A recent Economist had a striking photograph on its cover. A young boy, maybe nine or ten, wearing distinctive African garb and a big grin, is holding a lump of clay to his ear. The clay is shaped in an oblong rectangle with rounded corners and a tiny projection, a perfect image of a cell phone. The picture is meant to illustrate an editorial inside, decrying a UN program to help launch sub-Saharan Africa into modern prosperity through grants of cell phones and internet connections when illiteracy, hunger, and social chaos prevent (claims the editorial) any meaningful use of these gifts.
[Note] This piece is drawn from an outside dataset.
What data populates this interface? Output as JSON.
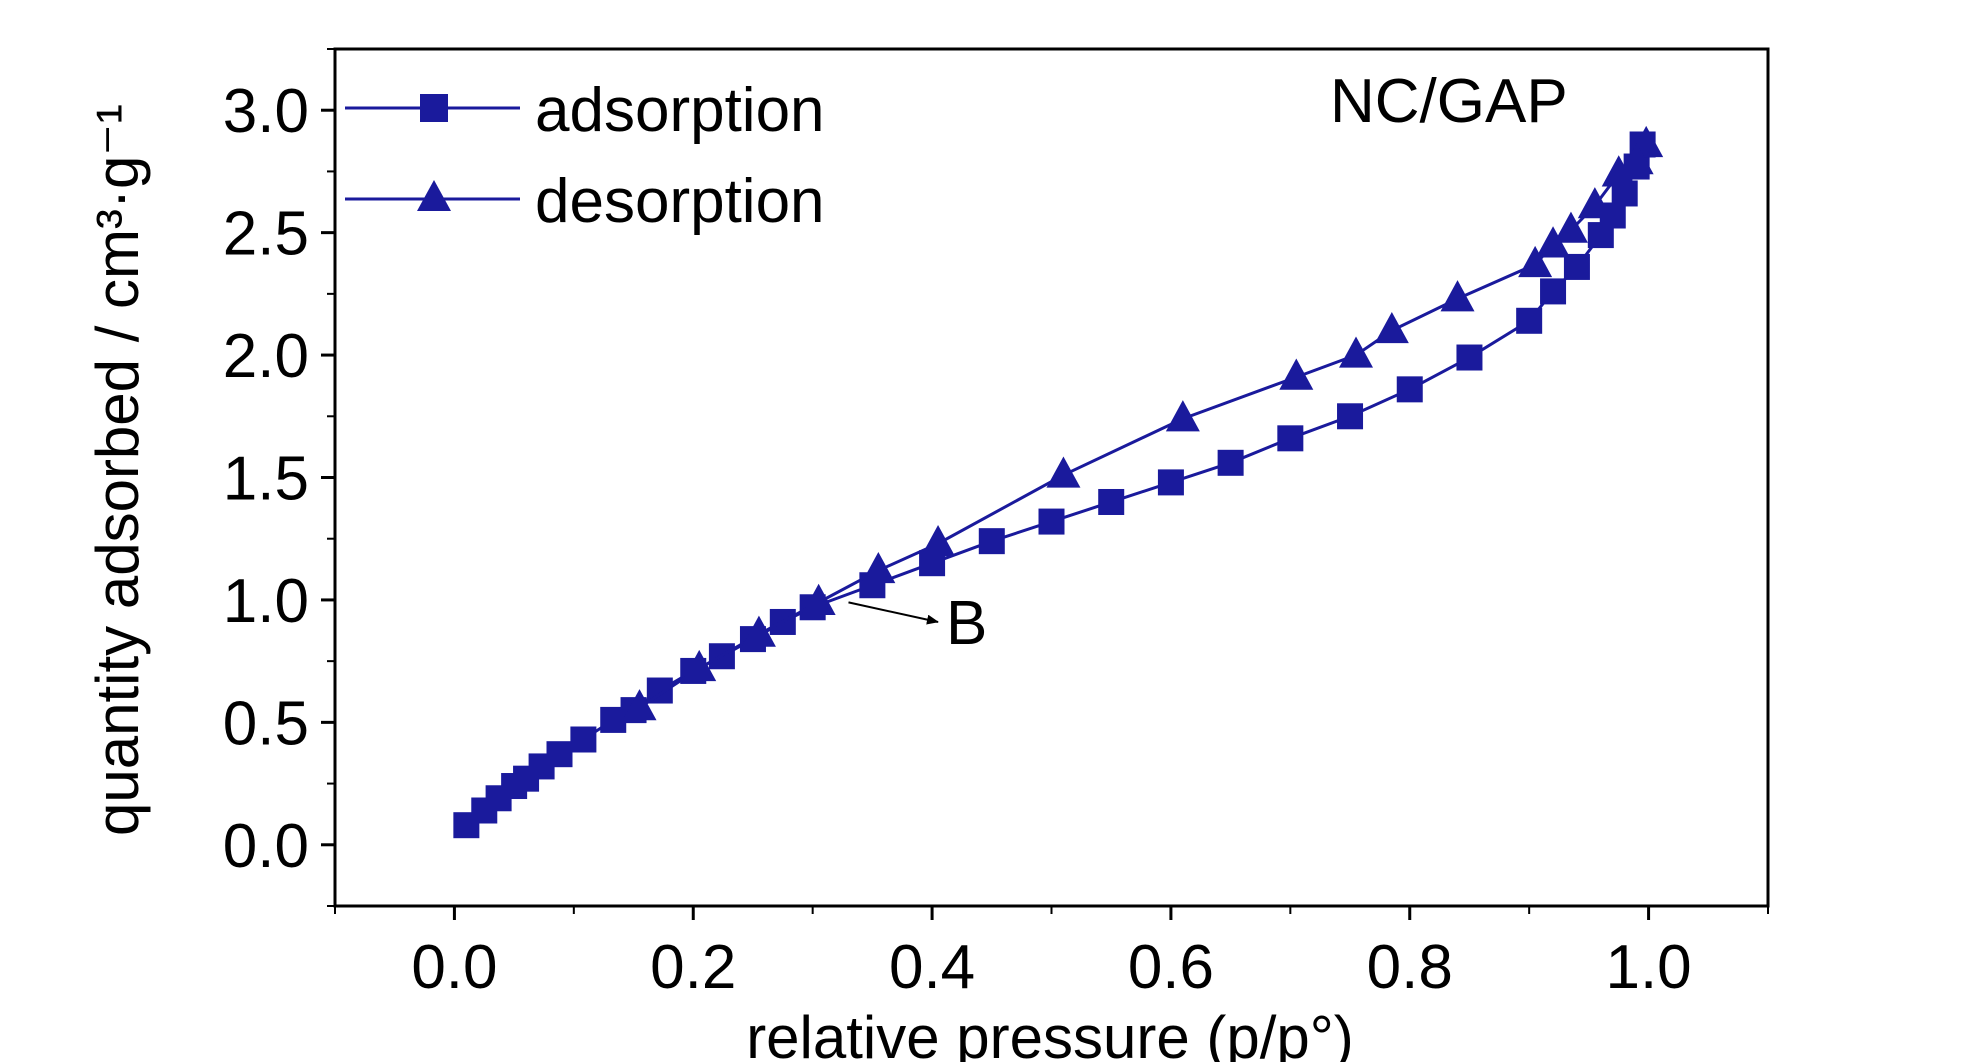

The cover, of course, proves nothing. The boy could be grinning for any number of reasons, including the fact that a magazine photographer is recording him for posterity. The boy’s attitude toward the clay phone is entirely ambiguous. Did he shape it himself, and, if so, why? Could it be meant for some kind of artistic or advertising display instead? Is it simply a prop for a game of “let’s pretend,” or did he fashion it in a desperate attempt to imitate the status to which cell phones attach, or does he carry it around to impress his friends? Is he honestly proud of the clay phone, or is he just joking around, or even posing at the encouragement of a photographer with an agenda?

Despite the cover’s ambiguity, my first reaction to it was strong and very clear: it put me immediately in mind of the cargo cults of the Pacific Islands. In World War II, American soldiers went to the Pacific to fight Japan. They brought with them a great deal of equipment and rations, some of which went to the natives, whether gifts or carefully scavenged artifacts. When the war ended, the GIs left, and the wondrous gifts went with them. Dismayed, the natives sought to imitate the magic that brought the cargo planes by building mock landing strips, conn towers, and Quonset huts out of bamboo and similarly pre-industrial materials. The story is at once laughable and piteous. The boy on the cover of the Economist looks delighted to have an inert chunk of earth at his ear. He seems, like the cargo cultists, to have missed the importance of telecommunications to the global economy so badly that he feels good things will come to him just for holding something with a precisely imitated shape to his ear.

My immediate willingness to jump to the conclusion the editors wished of me is disturbing, because it seems the bulk of political advertising employs just the same device, an image accompanied by words which may have nothing to do with it, but which together yank the attention firmly to a desired conclusion. Beware. Propaganda lurks everywhere. Including online journals.